The other day, I got to do some important work.
Before I went to bed the night before, I revisited one of the first books of the Bible I ever read: Ecclesiastes. I read and reflect on snippets from this book often for wisdom and advice, but for the past few nights I've actually been in the process of re-reading the whole thing. Each time I read I discover new wisdom that applies and correlates to something that's newly happening in my life. It never fails: when I actively seek God, I find true presence.
Ecclesiastes is a book that grounds me; it has been personally important on my faith journey, as it was one of the first books (recommended to me by a friend, actually) that I read when I was looking for healing, exploring faith, and not quite sure exactly as to how to do the whole 'being Christian' thing.

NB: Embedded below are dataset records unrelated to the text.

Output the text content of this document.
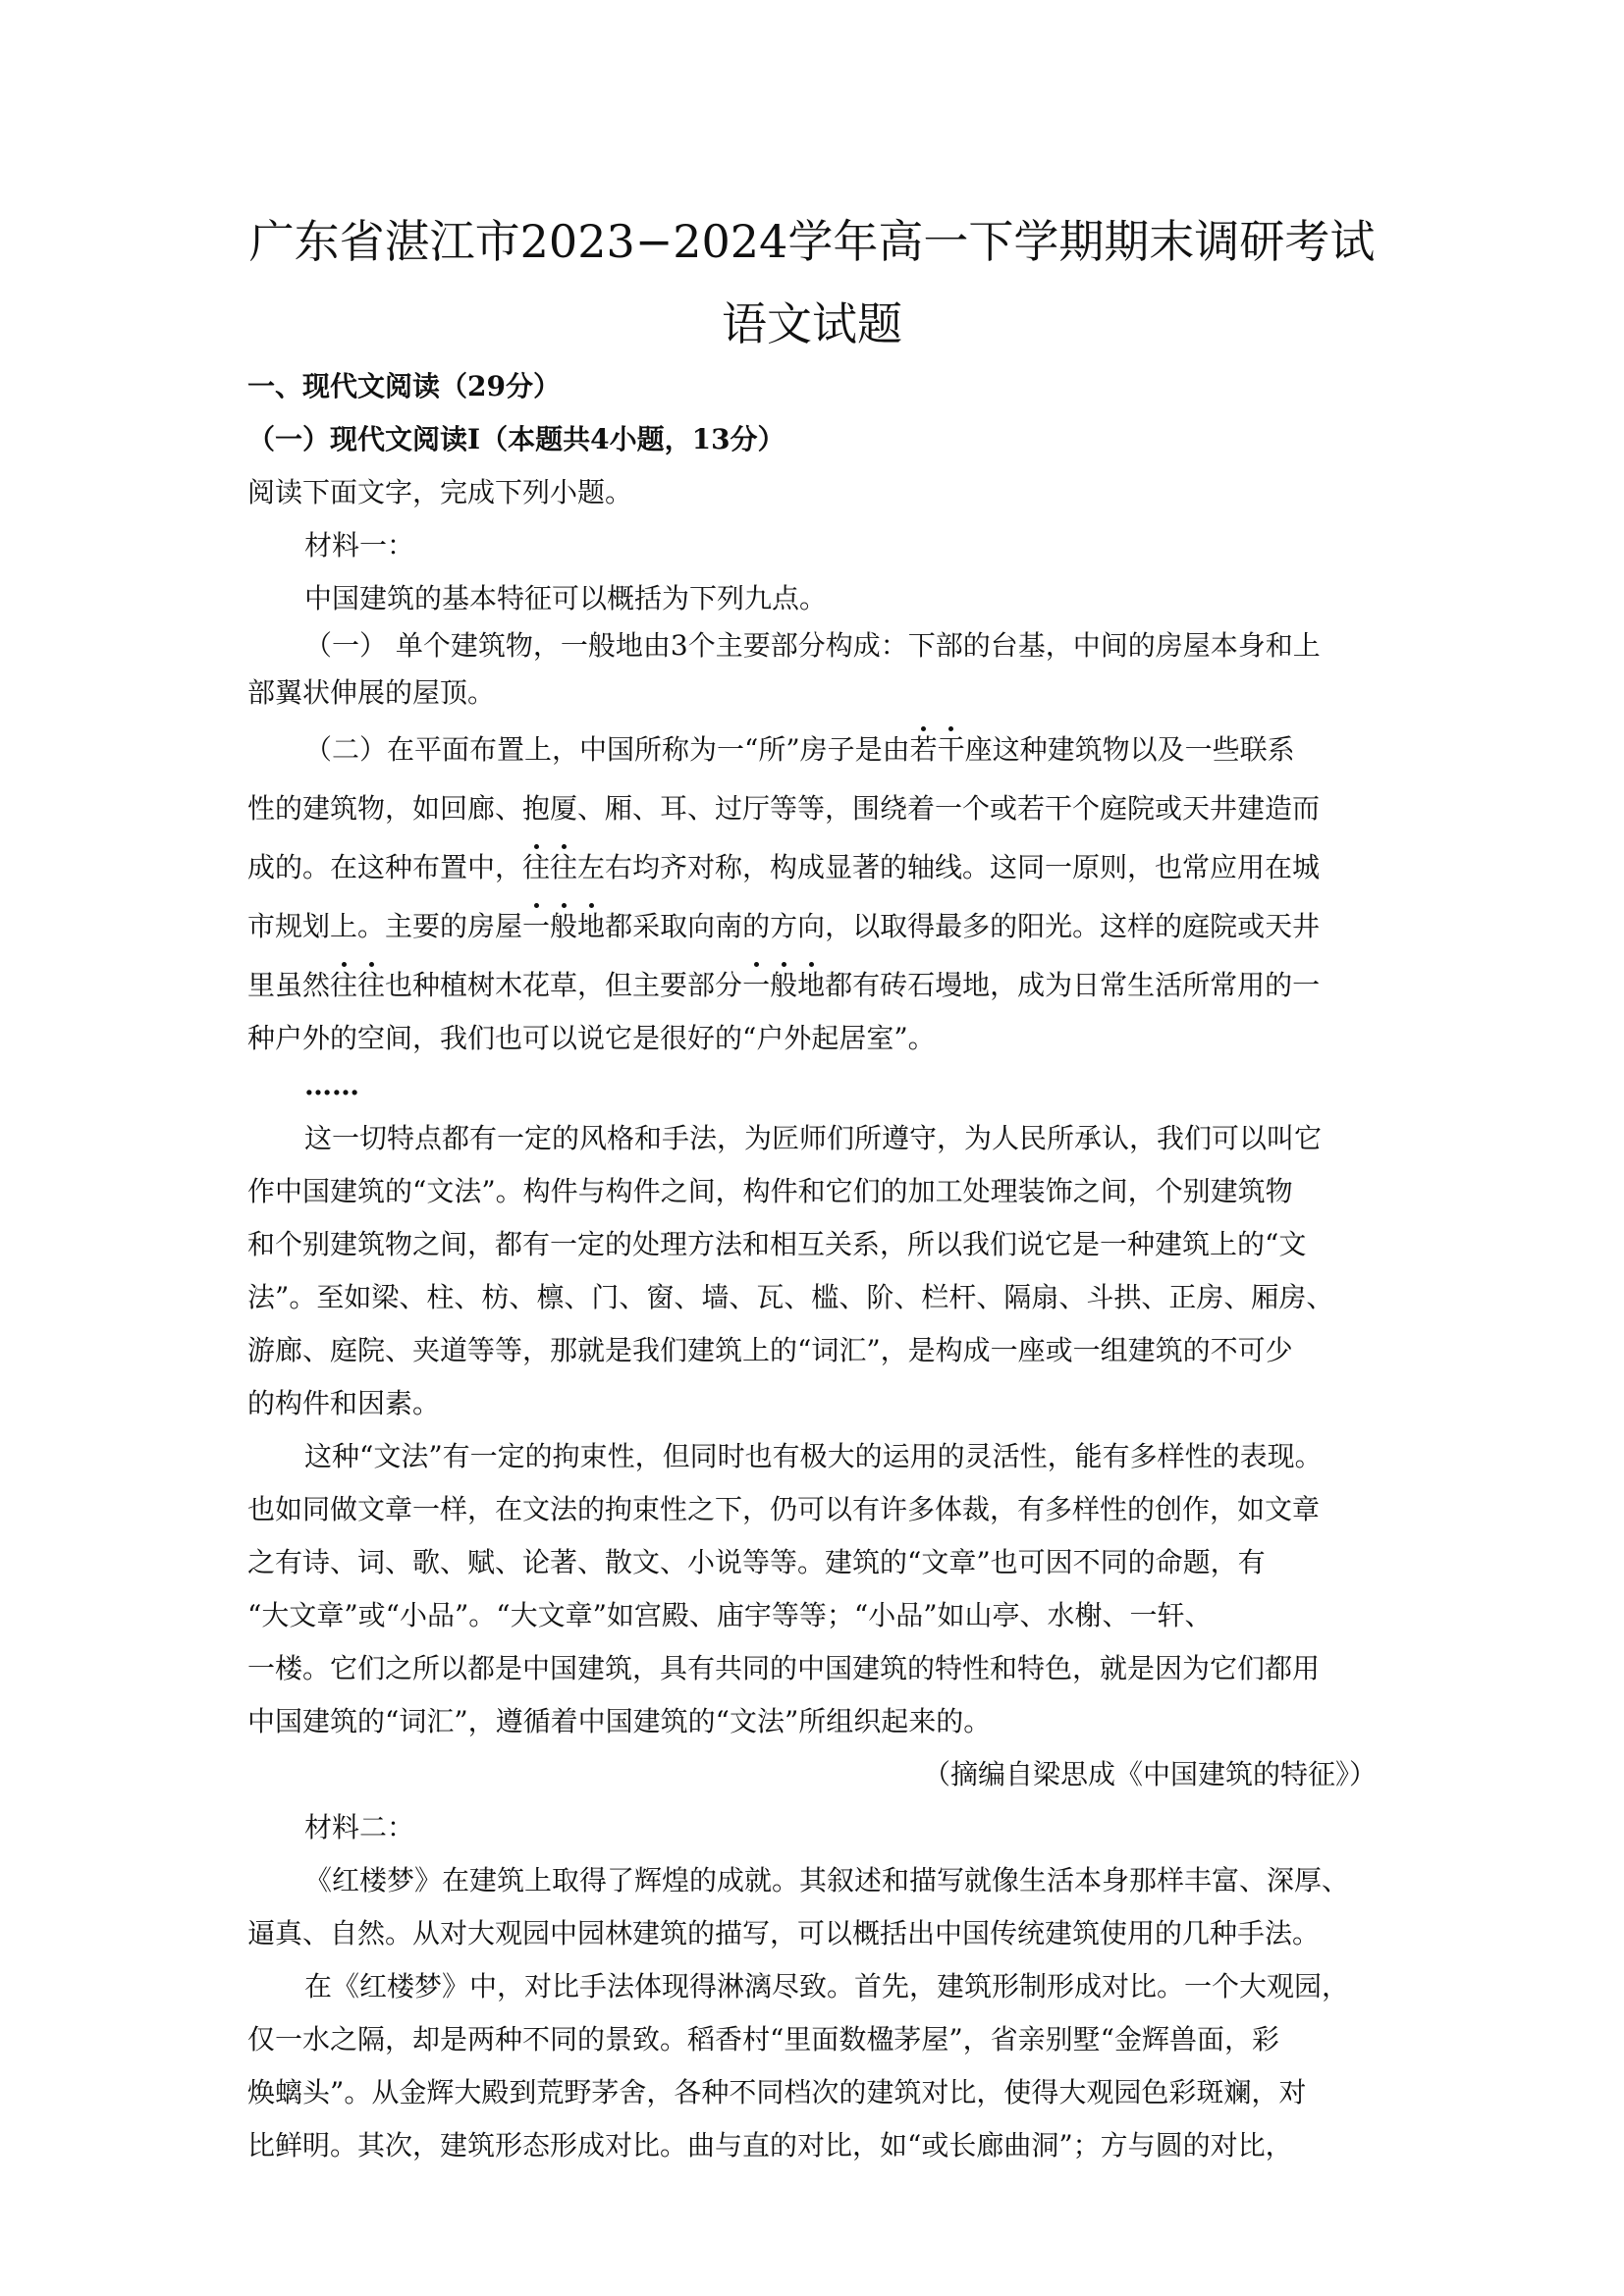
广东省湛江市2023−2024学年高一下学期期末调研考试
语文试题
一、现代文阅读（29分）
（一）现代文阅读Ⅰ（本题共4小题，13分）
阅读下面文字，完成下列小题。
材料一：
中国建筑的基本特征可以概括为下列九点。
（一） 单个建筑物，一般地由3个主要部分构成：下部的台基，中间的房屋本身和上
部翼状伸展的屋顶。
（二）在平面布置上，中国所称为一“所”房子是由若干座这种建筑物以及一些联系
性的建筑物，如回廊、抱厦、厢、耳、过厅等等，围绕着一个或若干个庭院或天井建造而
成的。在这种布置中，往往左右均齐对称，构成显著的轴线。这同一原则，也常应用在城
市规划上。主要的房屋一般地都采取向南的方向，以取得最多的阳光。这样的庭院或天井
里虽然往往也种植树木花草，但主要部分一般地都有砖石墁地，成为日常生活所常用的一
种户外的空间，我们也可以说它是很好的“户外起居室”。
……
这一切特点都有一定的风格和手法，为匠师们所遵守，为人民所承认，我们可以叫它
作中国建筑的“文法”。构件与构件之间，构件和它们的加工处理装饰之间，个别建筑物
和个别建筑物之间，都有一定的处理方法和相互关系，所以我们说它是一种建筑上的“文
法”。至如梁、柱、枋、檩、门、窗、墙、瓦、槛、阶、栏杆、隔扇、斗拱、正房、厢房、
游廊、庭院、夹道等等，那就是我们建筑上的“词汇”，是构成一座或一组建筑的不可少
的构件和因素。
这种“文法”有一定的拘束性，但同时也有极大的运用的灵活性，能有多样性的表现。
也如同做文章一样，在文法的拘束性之下，仍可以有许多体裁，有多样性的创作，如文章
之有诗、词、歌、赋、论著、散文、小说等等。建筑的“文章”也可因不同的命题，有
“大文章”或“小品”。“大文章”如宫殿、庙宇等等；“小品”如山亭、水榭、一轩、
一楼。它们之所以都是中国建筑，具有共同的中国建筑的特性和特色，就是因为它们都用
中国建筑的“词汇”，遵循着中国建筑的“文法”所组织起来的。
（摘编自梁思成《中国建筑的特征》）
材料二：
《红楼梦》在建筑上取得了辉煌的成就。其叙述和描写就像生活本身那样丰富、深厚、
逼真、自然。从对大观园中园林建筑的描写，可以概括出中国传统建筑使用的几种手法。
在《红楼梦》中，对比手法体现得淋漓尽致。首先，建筑形制形成对比。一个大观园，
仅一水之隔，却是两种不同的景致。稻香村“里面数楹茅屋”，省亲别墅“金辉兽面，彩
焕螭头”。从金辉大殿到荒野茅舍，各种不同档次的建筑对比，使得大观园色彩斑斓，对
比鲜明。其次，建筑形态形成对比。曲与直的对比，如“或长廊曲洞”；方与圆的对比，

I remember it being the book that brought me to the idea that the wisdom in God's word touches on something eternal that I hadn't found in spirituality before, but that matched something within, something very 'close to home;' something that helped me understand the true nature of my soul, what that actually means, and what living from my soul might actually look like.
Ecclesiastes deals with the emptiness, meaninglessness, hollow-ness we sometimes (sometimes often) feel in life, with disillusionment and disappointment, with what exactly the point of life is, anyway. I'm not sure why it took me so long to entertain the idea that loving God is (ultimately) that point, our highest calling and the thing we need to do to have true wisdom, happiness, and peace (and what took me so long to delve with any depth into what exactly that looks like) but I will always fondly remember Ecclesiastes as one of the first testimonies that pulled me deeper into that depth of understanding.

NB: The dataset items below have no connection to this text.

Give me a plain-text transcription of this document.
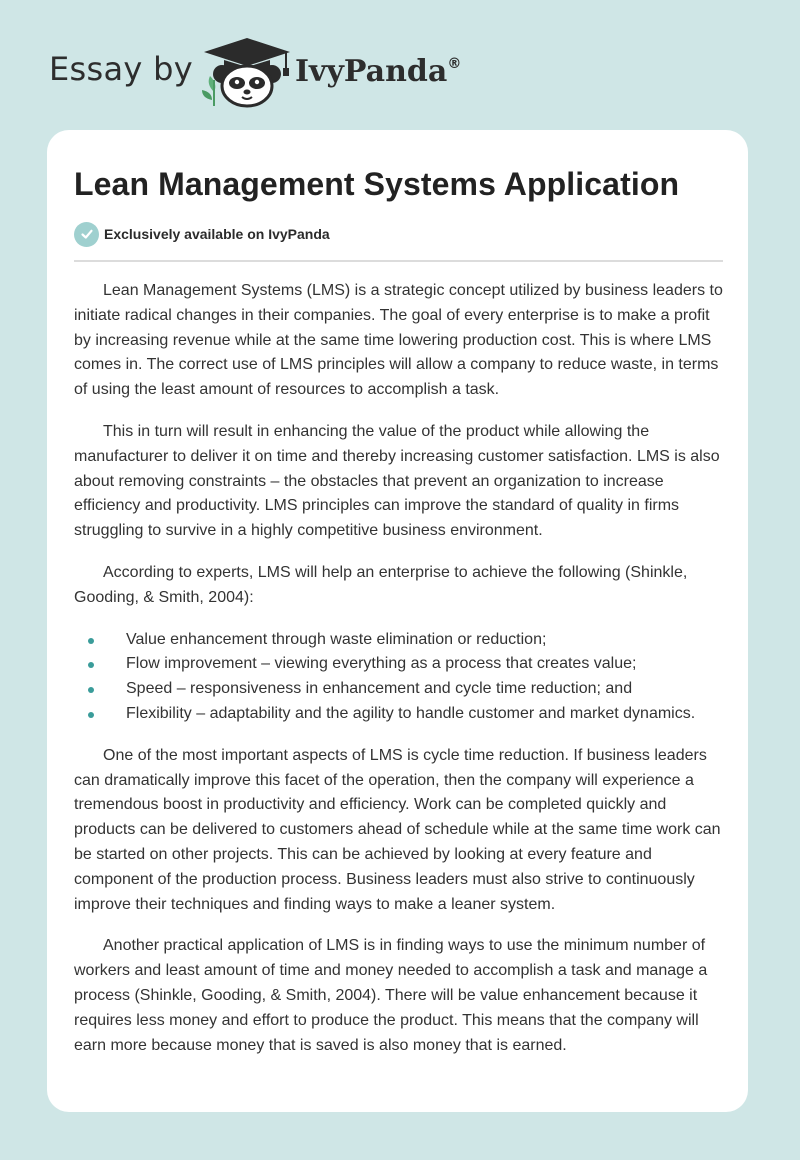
Essay by	IvyPanda®
Lean Management Systems Application
Exclusively available on IvyPanda

Lean Management Systems (LMS) is a strategic concept utilized by business leaders to initiate radical changes in their companies. The goal of every enterprise is to make a profit by increasing revenue while at the same time lowering production cost. This is where LMS comes in. The correct use of LMS principles will allow a company to reduce waste, in terms of using the least amount of resources to accomplish a task.

This in turn will result in enhancing the value of the product while allowing the manufacturer to deliver it on time and thereby increasing customer satisfaction. LMS is also about removing constraints – the obstacles that prevent an organization to increase efficiency and productivity. LMS principles can improve the standard of quality in firms struggling to survive in a highly competitive business environment.

According to experts, LMS will help an enterprise to achieve the following (Shinkle, Gooding, & Smith, 2004):

Value enhancement through waste elimination or reduction;
Flow improvement – viewing everything as a process that creates value;
Speed – responsiveness in enhancement and cycle time reduction; and
Flexibility – adaptability and the agility to handle customer and market dynamics.

One of the most important aspects of LMS is cycle time reduction. If business leaders can dramatically improve this facet of the operation, then the company will experience a tremendous boost in productivity and efficiency. Work can be completed quickly and products can be delivered to customers ahead of schedule while at the same time work can be started on other projects. This can be achieved by looking at every feature and component of the production process. Business leaders must also strive to continuously improve their techniques and finding ways to make a leaner system.

Another practical application of LMS is in finding ways to use the minimum number of workers and least amount of time and money needed to accomplish a task and manage a process (Shinkle, Gooding, & Smith, 2004). There will be value enhancement because it requires less money and effort to produce the product. This means that the company will earn more because money that is saved is also money that is earned.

Just as it is now, and will continue to be, it was the wisdom I needed exactly at the time it came to me. It contains the famous verse:
For everything there is a season,
a time for every activity under heaven.
A time to be born and a time to die,
A time to plant and a time to harvest.
A time to kill and a time to heal.
A time to tear down and a time to build up.
A time to cry and a time to laugh.
A time to grieve and a time to dance.
When I first read the words, about two years ago now, they hit me profoundly. Maybe it was because for the first time in my life, I believed them- or I believed in a life beyond sadness and suffering, or their management. I came to some personal clarity that just as good things pass out of being, so do bad things. Sometimes loss or hardship, though we cannot see it at the time, is actually creating an open space in which we are going to be renewed in some way.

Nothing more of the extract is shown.